The most difficult part of this device to manufacture is the transformer for the starter charger. The most popular are homemade starting-charging circuits using a 1500-watt transformer.

Transformer design

Since any transformer with a magnetic core cross-section of at least 36mm² is used. This is enough for a 1.5 kW device.

The primary winding of the starter transformer is used ready-made if it is designed for a voltage of 220 V or rewound with copper wire with a cross-section of 1.5-2 mm². In its absence, the required number of revolutions is determined from tables or using online calculators.

The secondary winding is removed and the required winding is rewound with a copper busbar. Its cross section depends on the rectification scheme used:

When choosing aluminum winding wires, their cross-section is doubled.

Important! If you take a magnetic core with a larger cross-section, this will increase the power of the device, but will lead to a proportional increase in the cross-section of the winding wires and a decrease in the number of turns in the coils.

Secondary winding calculation

To wind the secondary winding of a starting transformer for a car with your own hands, you need to determine the number of turns. This depends on the number of turns in the primary winding Nprim. If known, the required number is determined by the formula Nvtor = (Nperv / 220) * 12. With unknown parameters, the number of turns is determined empirically:

Advice! To simplify the work, you can wind a few more turns and, after assembling the device and measuring the output voltage, unroll them.
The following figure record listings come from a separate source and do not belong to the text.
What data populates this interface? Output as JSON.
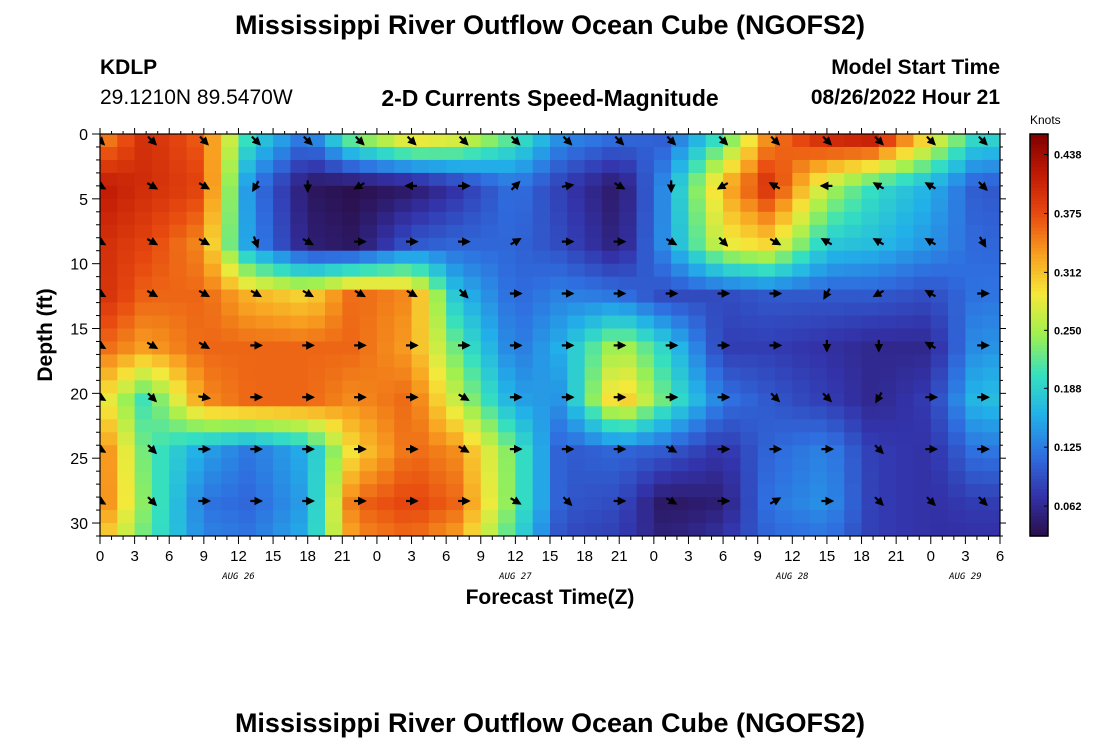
{
  "header": {
    "title_top": "Mississippi River Outflow Ocean Cube (NGOFS2)",
    "title_bottom": "Mississippi River Outflow Ocean Cube (NGOFS2)",
    "station_id": "KDLP",
    "station_coords": "29.1210N  89.5470W",
    "subtitle": "2-D Currents Speed-Magnitude",
    "start_label": "Model Start Time",
    "start_value": "08/26/2022 Hour 21"
  },
  "chart_data": {
    "type": "heatmap",
    "title": "2-D Currents Speed-Magnitude",
    "xlabel": "Forecast Time(Z)",
    "ylabel": "Depth (ft)",
    "x_unit": "hours since 08/26/2022 00Z",
    "xlim": [
      0,
      78
    ],
    "ylim": [
      0,
      31
    ],
    "y_inverted": true,
    "x_ticks": [
      0,
      3,
      6,
      9,
      12,
      15,
      18,
      21,
      24,
      27,
      30,
      33,
      36,
      39,
      42,
      45,
      48,
      51,
      54,
      57,
      60,
      63,
      66,
      69,
      72,
      75,
      78
    ],
    "x_tick_labels": [
      "0",
      "3",
      "6",
      "9",
      "12",
      "15",
      "18",
      "21",
      "0",
      "3",
      "6",
      "9",
      "12",
      "15",
      "18",
      "21",
      "0",
      "3",
      "6",
      "9",
      "12",
      "15",
      "18",
      "21",
      "0",
      "3",
      "6"
    ],
    "date_labels": [
      {
        "x": 12,
        "label": "AUG 26"
      },
      {
        "x": 36,
        "label": "AUG 27"
      },
      {
        "x": 60,
        "label": "AUG 28"
      },
      {
        "x": 75,
        "label": "AUG 29"
      }
    ],
    "y_ticks": [
      0,
      5,
      10,
      15,
      20,
      25,
      30
    ],
    "colorbar": {
      "unit": "Knots",
      "ticks": [
        0.062,
        0.125,
        0.188,
        0.25,
        0.312,
        0.375,
        0.438
      ],
      "range": [
        0.03,
        0.46
      ],
      "colors": [
        "#2a0f4a",
        "#3333aa",
        "#2f6fe0",
        "#22b0e8",
        "#35e0c0",
        "#9ef050",
        "#f5e93a",
        "#f8a020",
        "#e84a10",
        "#c01a05",
        "#800000"
      ]
    },
    "grid_x": [
      0,
      4,
      9,
      13,
      18,
      22,
      27,
      31,
      36,
      40,
      45,
      49,
      54,
      58,
      63,
      67,
      72,
      76
    ],
    "grid_depth": [
      0,
      4,
      8.5,
      12.5,
      16.5,
      20.5,
      24.5,
      28.5,
      31
    ],
    "speed_knots": [
      [
        0.33,
        0.4,
        0.36,
        0.2,
        0.12,
        0.25,
        0.32,
        0.3,
        0.22,
        0.14,
        0.12,
        0.1,
        0.2,
        0.34,
        0.42,
        0.44,
        0.3,
        0.2
      ],
      [
        0.42,
        0.4,
        0.38,
        0.13,
        0.04,
        0.03,
        0.04,
        0.07,
        0.12,
        0.08,
        0.04,
        0.14,
        0.32,
        0.4,
        0.26,
        0.2,
        0.16,
        0.1
      ],
      [
        0.4,
        0.38,
        0.34,
        0.14,
        0.05,
        0.04,
        0.1,
        0.11,
        0.11,
        0.09,
        0.05,
        0.14,
        0.28,
        0.3,
        0.18,
        0.17,
        0.14,
        0.11
      ],
      [
        0.4,
        0.36,
        0.36,
        0.32,
        0.3,
        0.36,
        0.34,
        0.17,
        0.11,
        0.13,
        0.12,
        0.09,
        0.09,
        0.1,
        0.1,
        0.1,
        0.09,
        0.12
      ],
      [
        0.36,
        0.33,
        0.36,
        0.36,
        0.36,
        0.36,
        0.33,
        0.22,
        0.12,
        0.16,
        0.26,
        0.19,
        0.08,
        0.08,
        0.07,
        0.06,
        0.06,
        0.14
      ],
      [
        0.3,
        0.2,
        0.34,
        0.36,
        0.36,
        0.34,
        0.36,
        0.26,
        0.15,
        0.14,
        0.32,
        0.22,
        0.12,
        0.1,
        0.08,
        0.06,
        0.08,
        0.17
      ],
      [
        0.36,
        0.22,
        0.15,
        0.12,
        0.16,
        0.3,
        0.36,
        0.34,
        0.22,
        0.1,
        0.11,
        0.1,
        0.07,
        0.11,
        0.13,
        0.08,
        0.07,
        0.12
      ],
      [
        0.36,
        0.23,
        0.12,
        0.11,
        0.15,
        0.36,
        0.38,
        0.36,
        0.22,
        0.1,
        0.09,
        0.04,
        0.05,
        0.12,
        0.14,
        0.08,
        0.07,
        0.08
      ],
      [
        0.32,
        0.22,
        0.13,
        0.12,
        0.16,
        0.34,
        0.36,
        0.33,
        0.2,
        0.09,
        0.08,
        0.05,
        0.07,
        0.11,
        0.12,
        0.08,
        0.07,
        0.07
      ]
    ],
    "arrow_times": [
      0,
      4.5,
      9,
      13.5,
      18,
      22.5,
      27,
      31.5,
      36,
      40.5,
      45,
      49.5,
      54,
      58.5,
      63,
      67.5,
      72,
      76.5
    ],
    "arrow_depths": [
      0.5,
      4,
      8.3,
      12.3,
      16.3,
      20.3,
      24.3,
      28.3
    ],
    "arrow_dirs_deg": [
      [
        135,
        135,
        135,
        135,
        135,
        135,
        135,
        135,
        135,
        135,
        135,
        135,
        135,
        135,
        135,
        135,
        135,
        135
      ],
      [
        120,
        120,
        120,
        210,
        180,
        240,
        270,
        90,
        45,
        80,
        120,
        180,
        240,
        300,
        270,
        300,
        300,
        135
      ],
      [
        120,
        120,
        120,
        160,
        120,
        90,
        90,
        90,
        60,
        90,
        90,
        120,
        135,
        120,
        300,
        300,
        300,
        150
      ],
      [
        120,
        120,
        120,
        120,
        120,
        120,
        120,
        135,
        90,
        90,
        90,
        90,
        90,
        90,
        210,
        240,
        300,
        90
      ],
      [
        120,
        120,
        120,
        90,
        90,
        90,
        90,
        90,
        90,
        90,
        90,
        90,
        90,
        90,
        180,
        180,
        300,
        90
      ],
      [
        120,
        135,
        100,
        90,
        90,
        90,
        90,
        120,
        90,
        90,
        90,
        90,
        90,
        135,
        135,
        210,
        90,
        90
      ],
      [
        120,
        135,
        90,
        90,
        90,
        90,
        90,
        120,
        90,
        90,
        90,
        120,
        90,
        90,
        90,
        135,
        90,
        90
      ],
      [
        120,
        135,
        90,
        90,
        90,
        90,
        90,
        90,
        120,
        135,
        90,
        120,
        90,
        60,
        90,
        135,
        135,
        135
      ]
    ]
  }
}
Answers to 5 Frequently Asked Questions

  1. Will I need to take any additional measures before charging the battery in my car?
    – Yes, you will need to clean the terminals, since acid deposits appear on them during operation. The contacts need to be cleaned very well so that current flows to the battery without difficulty. Sometimes motorists use grease to treat terminals; this should also be removed.
  2. How to wipe charger terminals?
    — You can buy a specialized product in a store or prepare it yourself. Water and soda are used as a self-made solution. The components are mixed and stirred. This is an excellent option for treating all surfaces. When the acid comes into contact with soda, a reaction will occur and the motorist will definitely notice it. This area will need to be thoroughly wiped to get rid of all the acid. If the terminals were previously treated with grease, it can be removed with any clean rag.
  3. If there are covers on the battery, do they need to be opened before charging?
    — If there are covers on the body, they must be removed.
  4. Why is it necessary to unscrew the battery caps?
    — This is necessary so that the gases formed during the charging process can freely exit the case.
  5. Is there a need to pay attention to the electrolyte level in the battery?
    - This is done without fail. If the level is below the required level, then you need to add distilled water inside the battery. Determining the level is not difficult - the plates must be completely covered with liquid.